Cuando el infierno está de turno

En el subsuelo del cine ABC se dieron cita los personajes de la próxima película de Luis Ortega, que se estrenará este invierno. Una puta nacarada, una madama con la piel de Fernando Noy, un abultado Joaquín Furriel y un culo que se niega a precisar su nombre.

 Por Fernando Noy

No es meramente por elogiarlo, pero Luis Ortega tiene lo suyo para exprimirte al máximo frente a la cámara, aunque la escena dure tres minutos o menos. Además del infatigable equipo, nada más parecido a otra Armada Brancaleone que no detiene sus máquinas hasta llegar a destino, guiados por un susurro telépata con la sonrisa de niño. La Armada baja en tropel todas las veces que resulte necesario repetir cada toma y ya nada importan los casi cincuenta grados de sensación térmica para volver a descender por las castigadas escaleras hasta el subsuelo del actual cine ABC, cuna iniciática en los olvidados ’60 de un tal Antonio Gasalla destacadísimo al frente de un elenco de café concert con Dejate de Historias y Cosaquiemos la Cosaquia, después de otro hito en los años de amor y paz: Help Valentino.

Ahora, contado desde la lente, podría verse a una realmente fabulosa puta nacarada bostezando con cansancio, el típico trío de clientes consumiendo Cuba Libre en un tenebroso bar fassbinderiano y enseguida la rechoncha obscena acomodadora con gestitos ad hoc, blandiendo una grossa linterna con que remeda un fist-fucking frente al precioso bulto recién llegado que además tiene ojos increíblemente más violetas que la propia Liz, encarnado por un intenso e hiperconcentrado Joaquín Furriel en labor descollante. Para mí, poder encarnar esa dantesca anfitriona, como Ariadna en el mutilado laberinto del deseo y además manosearlo por orden del libreto, se vuelve inesperado plus del cachet invalorable.

Al dirigirme Luis, apenas apela a dos o tres palabras para latigar emociones surgiendo sobre la marcha: “Vamos, puto. Dale, puto. Seguí esa luz, puto. Agarrale la corbata, puto. No te preocupes que se te cae la peluca. Seguí, seguí, puto”. Y de pronto, el aria salvadora: “Hecho”.

Justo en el momento que Furriel vomita, esta vez de verdad, entre tanto ajetreo y la aparición inesperada del níveo culo que no tiene cara pero seguro es del gran Emir Segall.

Son recién las once de la mañana y el ABC habitualmente vacío es un campus contratado por la productora con sus muros desnudos color sábana demasiado usada y parecido al rostro de cualquier legendaria actriz atrozmente demaquillado que Pablo Carrera, en trance de paparazzi maldito, fotografiaría sin piedad.

Ese mismo muro alucinante de un Eros al contado, bajo las rojas y estratégicamente instaladas gelatinas por el equipo de arte, vuelve a transformarse en crepuscular territorio libre del placer.

El propio Yukio Mishima guiña desde su trono en sombras genialmente adaptado nada menos que por Alejandro Urdapilleta en dupla con el realizador.
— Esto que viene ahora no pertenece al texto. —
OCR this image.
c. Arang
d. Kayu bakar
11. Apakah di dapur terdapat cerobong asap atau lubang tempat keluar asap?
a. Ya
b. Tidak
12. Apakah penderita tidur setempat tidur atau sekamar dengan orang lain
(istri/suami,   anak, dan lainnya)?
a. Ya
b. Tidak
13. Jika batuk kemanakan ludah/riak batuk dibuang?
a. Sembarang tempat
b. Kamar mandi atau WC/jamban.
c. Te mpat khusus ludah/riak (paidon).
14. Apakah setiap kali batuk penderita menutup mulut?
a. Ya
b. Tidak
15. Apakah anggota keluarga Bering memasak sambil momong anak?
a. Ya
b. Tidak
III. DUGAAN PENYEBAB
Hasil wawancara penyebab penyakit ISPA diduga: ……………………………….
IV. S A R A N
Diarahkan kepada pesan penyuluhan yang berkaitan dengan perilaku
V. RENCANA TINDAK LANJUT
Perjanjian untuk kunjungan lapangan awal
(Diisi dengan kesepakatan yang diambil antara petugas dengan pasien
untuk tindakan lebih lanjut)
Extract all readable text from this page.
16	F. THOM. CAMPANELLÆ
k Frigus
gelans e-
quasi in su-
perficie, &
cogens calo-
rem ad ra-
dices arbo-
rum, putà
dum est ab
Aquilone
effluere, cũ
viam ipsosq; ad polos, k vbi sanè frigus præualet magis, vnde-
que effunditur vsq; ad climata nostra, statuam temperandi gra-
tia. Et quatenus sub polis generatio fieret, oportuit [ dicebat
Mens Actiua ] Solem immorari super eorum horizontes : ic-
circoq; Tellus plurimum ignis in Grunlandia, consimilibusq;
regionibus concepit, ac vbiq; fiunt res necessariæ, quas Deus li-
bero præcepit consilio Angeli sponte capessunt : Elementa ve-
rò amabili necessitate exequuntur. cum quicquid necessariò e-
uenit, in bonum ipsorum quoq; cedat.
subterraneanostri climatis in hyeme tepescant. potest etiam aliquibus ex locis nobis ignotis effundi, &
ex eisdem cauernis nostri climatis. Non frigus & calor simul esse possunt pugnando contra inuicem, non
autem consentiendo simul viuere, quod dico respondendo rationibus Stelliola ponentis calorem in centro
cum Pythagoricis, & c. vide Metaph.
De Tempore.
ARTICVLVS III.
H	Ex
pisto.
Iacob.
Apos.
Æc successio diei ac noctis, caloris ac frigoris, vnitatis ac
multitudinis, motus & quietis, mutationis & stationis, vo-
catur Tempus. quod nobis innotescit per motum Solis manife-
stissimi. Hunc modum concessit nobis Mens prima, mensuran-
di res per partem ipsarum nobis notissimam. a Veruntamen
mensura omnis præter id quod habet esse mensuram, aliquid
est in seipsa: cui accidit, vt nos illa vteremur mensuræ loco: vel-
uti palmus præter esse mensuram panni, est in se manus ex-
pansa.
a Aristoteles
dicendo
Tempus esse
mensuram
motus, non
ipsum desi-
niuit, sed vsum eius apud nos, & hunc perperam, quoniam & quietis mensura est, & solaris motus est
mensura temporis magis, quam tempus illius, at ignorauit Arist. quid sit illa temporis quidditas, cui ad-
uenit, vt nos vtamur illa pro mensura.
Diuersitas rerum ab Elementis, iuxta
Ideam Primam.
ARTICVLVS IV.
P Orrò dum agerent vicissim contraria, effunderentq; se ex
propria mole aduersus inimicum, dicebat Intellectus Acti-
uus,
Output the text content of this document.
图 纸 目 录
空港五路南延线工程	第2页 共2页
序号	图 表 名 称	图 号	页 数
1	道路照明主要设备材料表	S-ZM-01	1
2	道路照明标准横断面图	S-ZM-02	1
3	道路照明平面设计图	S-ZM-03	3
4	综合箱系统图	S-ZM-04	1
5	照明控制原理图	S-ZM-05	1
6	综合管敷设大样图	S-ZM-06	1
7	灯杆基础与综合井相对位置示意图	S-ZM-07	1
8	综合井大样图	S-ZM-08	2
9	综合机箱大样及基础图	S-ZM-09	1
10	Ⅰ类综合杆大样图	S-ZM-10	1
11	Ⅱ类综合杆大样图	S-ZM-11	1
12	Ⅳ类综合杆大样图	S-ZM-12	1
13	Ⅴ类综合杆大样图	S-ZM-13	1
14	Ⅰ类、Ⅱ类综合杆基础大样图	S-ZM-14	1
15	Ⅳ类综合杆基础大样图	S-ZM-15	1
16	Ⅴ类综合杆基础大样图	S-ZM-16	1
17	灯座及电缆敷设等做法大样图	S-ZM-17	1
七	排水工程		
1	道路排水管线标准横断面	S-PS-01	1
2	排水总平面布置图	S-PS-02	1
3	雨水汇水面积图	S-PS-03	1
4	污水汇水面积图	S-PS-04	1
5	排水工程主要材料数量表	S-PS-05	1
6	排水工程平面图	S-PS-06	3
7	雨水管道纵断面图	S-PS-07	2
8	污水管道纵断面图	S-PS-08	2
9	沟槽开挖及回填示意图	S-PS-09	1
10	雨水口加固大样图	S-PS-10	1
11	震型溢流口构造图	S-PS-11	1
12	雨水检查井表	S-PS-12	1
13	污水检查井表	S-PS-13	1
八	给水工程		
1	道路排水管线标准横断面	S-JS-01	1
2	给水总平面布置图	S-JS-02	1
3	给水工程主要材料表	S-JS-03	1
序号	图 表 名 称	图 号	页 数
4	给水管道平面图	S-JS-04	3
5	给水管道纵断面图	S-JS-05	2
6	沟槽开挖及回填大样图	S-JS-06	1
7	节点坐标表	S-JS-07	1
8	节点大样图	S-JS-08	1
Y es bajo esa misma cámara donde resurge el arabesco ardiente desde la lengua erecta de Daniela Venus, travesti y gerente ocasional del ABC, dándonos fuerza, es decir, algo de aire con unos viejos programas de muchachotes en bolas, para impedirnos caer en las garras del ya maldito verano que, justamente junto a la gran Julieta Ortega, es otro de los protagonistas principales del relato Muerte en el estío, que en su traspaso hacia el cine se llamará No le mientas al diablo, por ahora.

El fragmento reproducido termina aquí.